Introduction: AI Friend and Foe

Artificial intelligence (AI) has already significantly impacted business, with greater impacts for efficiency and productivity predicted as AI quickly becomes more widely integrated. In truth, with business adoption of AI reaching 72 percent in 2024, it already has.1&2 Overall, it’s estimated that AI will contribute a 21 percent net increase to the United States GDP by 2030.3 As more companies and consumers adopt AI in their operations and daily lives, there will be an accompanying increase in the risks and benefits, both known and unknown, that this technology will bring to companies and their cybersecurity. Businesses’ rapid adoption of AI introduces new risks alongside its benefits to innovation and productivity, suggesting that AI, like any other enterprise risk, needs to be overseen and governed at the board level.
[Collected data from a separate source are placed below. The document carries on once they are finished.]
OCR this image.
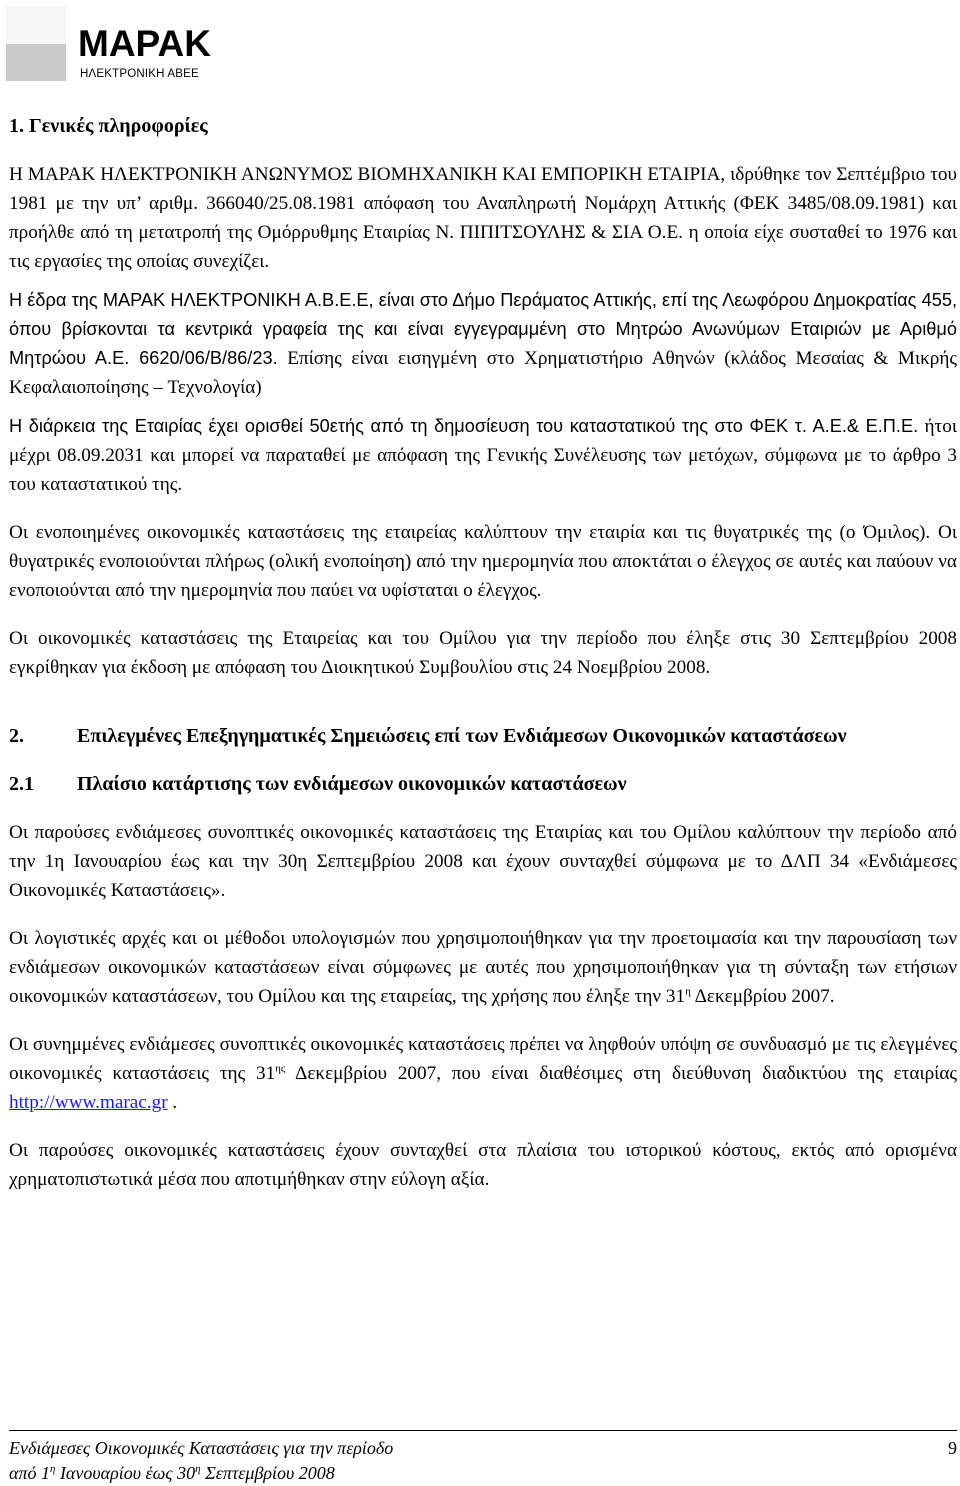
ΜΑΡΑΚ
ΗΛΕΚΤΡΟΝΙΚΗ ΑΒΕΕ
1. Γενικές πληροφορίες

Η ΜΑΡΑΚ ΗΛΕΚΤΡΟΝΙΚΗ ΑΝΩΝΥΜΟΣ ΒΙΟΜΗΧΑΝΙΚΗ ΚΑΙ ΕΜΠΟΡΙΚΗ ΕΤΑΙΡΙΑ, ιδρύθηκε τον Σεπτέμβριο του 1981 με την υπ’ αριθμ. 366040/25.08.1981 απόφαση του Αναπληρωτή Νομάρχη Αττικής (ΦΕΚ 3485/08.09.1981) και προήλθε από τη μετατροπή της Ομόρρυθμης Εταιρίας Ν. ΠΙΠΙΤΣΟΥΛΗΣ & ΣΙΑ Ο.Ε. η οποία είχε συσταθεί το 1976 και τις εργασίες της οποίας συνεχίζει.

Η έδρα της ΜΑΡΑΚ ΗΛΕΚΤΡΟΝΙΚΗ Α.Β.Ε.Ε, είναι στο Δήμο Περάματος Αττικής, επί της Λεωφόρου Δημοκρατίας 455, όπου βρίσκονται τα κεντρικά γραφεία της και είναι εγγεγραμμένη στο Μητρώο Ανωνύμων Εταιριών με Αριθμό Μητρώου Α.Ε. 6620/06/Β/86/23. Επίσης είναι εισηγμένη στο Χρηματιστήριο Αθηνών (κλάδος Μεσαίας & Μικρής Κεφαλαιοποίησης – Τεχνολογία)

Η διάρκεια της Εταιρίας έχει ορισθεί 50ετής από τη δημοσίευση του καταστατικού της στο ΦΕΚ τ. Α.Ε.& Ε.Π.Ε. ήτοι μέχρι 08.09.2031 και μπορεί να παραταθεί με απόφαση της Γενικής Συνέλευσης των μετόχων, σύμφωνα με το άρθρο 3 του καταστατικού της.

Οι ενοποιημένες οικονομικές καταστάσεις της εταιρείας καλύπτουν την εταιρία και τις θυγατρικές της (ο Όμιλος). Οι θυγατρικές ενοποιούνται πλήρως (ολική ενοποίηση) από την ημερομηνία που αποκτάται ο έλεγχος σε αυτές και παύουν να ενοποιούνται από την ημερομηνία που παύει να υφίσταται ο έλεγχος.

Οι οικονομικές καταστάσεις της Εταιρείας και του Ομίλου για την περίοδο που έληξε στις 30 Σεπτεμβρίου 2008 εγκρίθηκαν για έκδοση με απόφαση του Διοικητικού Συμβουλίου στις 24 Νοεμβρίου 2008.

2.	Επιλεγμένες Επεξηγηματικές Σημειώσεις επί των Ενδιάμεσων Οικονομικών καταστάσεων
2.1 Πλαίσιο κατάρτισης των ενδιάμεσων οικονομικών καταστάσεων

Οι παρούσες ενδιάμεσες συνοπτικές οικονομικές καταστάσεις της Εταιρίας και του Ομίλου καλύπτουν την περίοδο από την 1η Ιανουαρίου έως και την 30η Σεπτεμβρίου 2008 και έχουν συνταχθεί σύμφωνα με το ΔΛΠ 34 «Ενδιάμεσες Οικονομικές Καταστάσεις».

Οι λογιστικές αρχές και οι μέθοδοι υπολογισμών που χρησιμοποιήθηκαν για την προετοιμασία και την παρουσίαση των ενδιάμεσων οικονομικών καταστάσεων είναι σύμφωνες με αυτές που χρησιμοποιήθηκαν για τη σύνταξη των ετήσιων οικονομικών καταστάσεων, του Ομίλου και της εταιρείας, της χρήσης που έληξε την $31^\eta$ Δεκεμβρίου 2007.

Οι συνημμένες ενδιάμεσες συνοπτικές οικονομικές καταστάσεις πρέπει να ληφθούν υπόψη σε συνδυασμό με τις ελεγμένες οικονομικές καταστάσεις της $31^{\eta\varsigma}$ Δεκεμβρίου 2007, που είναι διαθέσιμες στη διεύθυνση διαδικτύου της εταιρίας http://www.marac.gr .

Οι παρούσες οικονομικές καταστάσεις έχουν συνταχθεί στα πλαίσια του ιστορικού κόστους, εκτός από ορισμένα χρηματοπιστωτικά μέσα που αποτιμήθηκαν στην εύλογη αξία.

Ενδιάμεσες Οικονομικές Καταστάσεις για την περίοδο
από $1^\eta$ Ιανουαρίου έως $30^\eta$ Σεπτεμβρίου 2008
9
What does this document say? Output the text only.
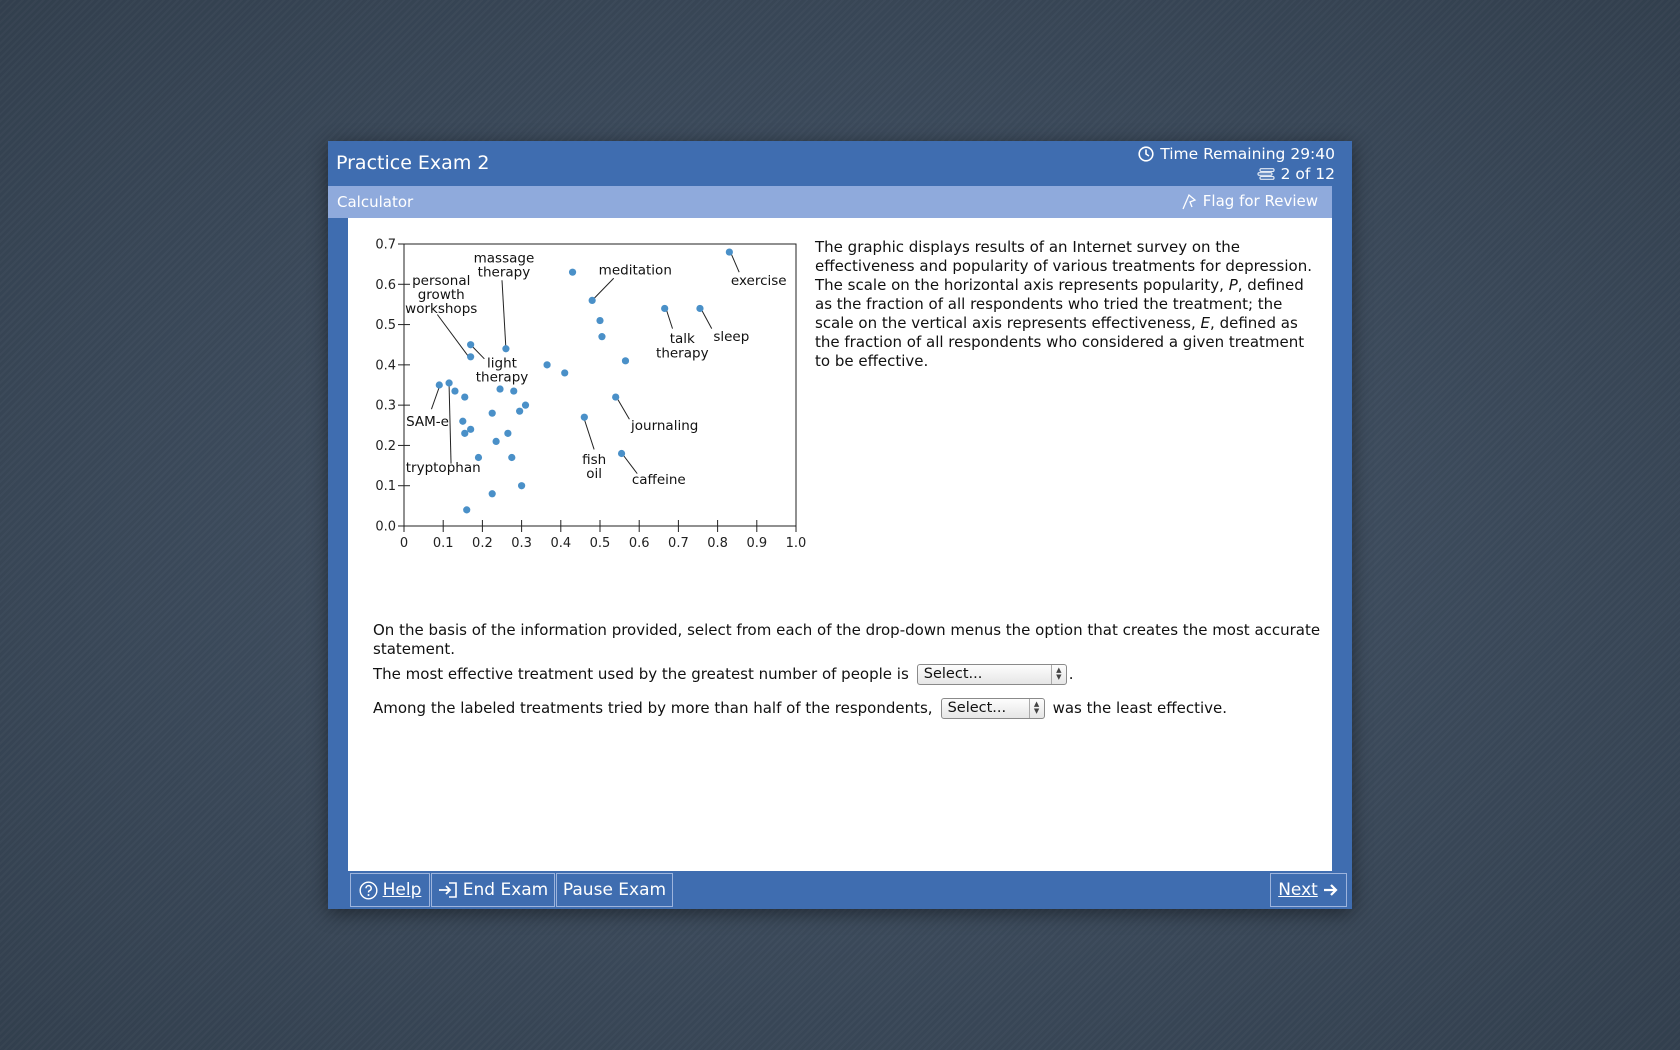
Practice Exam 2	Time Remaining 29:40
2 of 12
Calculator	Flag for Review
0 0.1 0.2 0.3 0.4 0.5 0.6 0.7 0.8 0.9 1.0
0.0
0.1
0.2
0.3
0.4
0.5
0.6
0.7
massage
therapy	meditation
exercise
personal
growth
workshops
talk
therapy
sleep
light
therapy
SAM-e	journaling
fish
oil
tryptophan
caffeine
The graphic displays results of an Internet survey on the effectiveness and popularity of various treatments for depression. The scale on the horizontal axis represents popularity, P, defined as the fraction of all respondents who tried the treatment; the scale on the vertical axis represents effectiveness, E, defined as the fraction of all respondents who considered a given treatment to be effective.
On the basis of the information provided, select from each of the drop-down menus the option that creates the most accurate statement.
The most effective treatment used by the greatest number of people is Select...	▲
▼ .
Among the labeled treatments tried by more than half of the respondents, Select...	▲
▼ was the least effective.
Help End Exam Pause Exam	Next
When applied to a company’s cybersecurity program, AI can enhance capabilities in areas like automatic cyber threat detection, alert generation, malware identification, and data protection.4&5 AI’s enhanced data analysis capabilities can significantly reduce the signal-to-noise ratio among log data coming into the security operations center—reducing false positives and quickly directing the security team’s attention toward the most important and critical threats. AI also has the potential to help predict weaknesses and assist security teams in making changes to prevent the breach in the first place. This capability allows companies to “get left of theft,” thereby making it much harder for the attackers to succeed. Overall, AI, when applied correctly, can be a force multiplier to corporate cybersecurity teams, strengthening a business’s defense systems while increasing efficiency, productivity, and profit in business operations.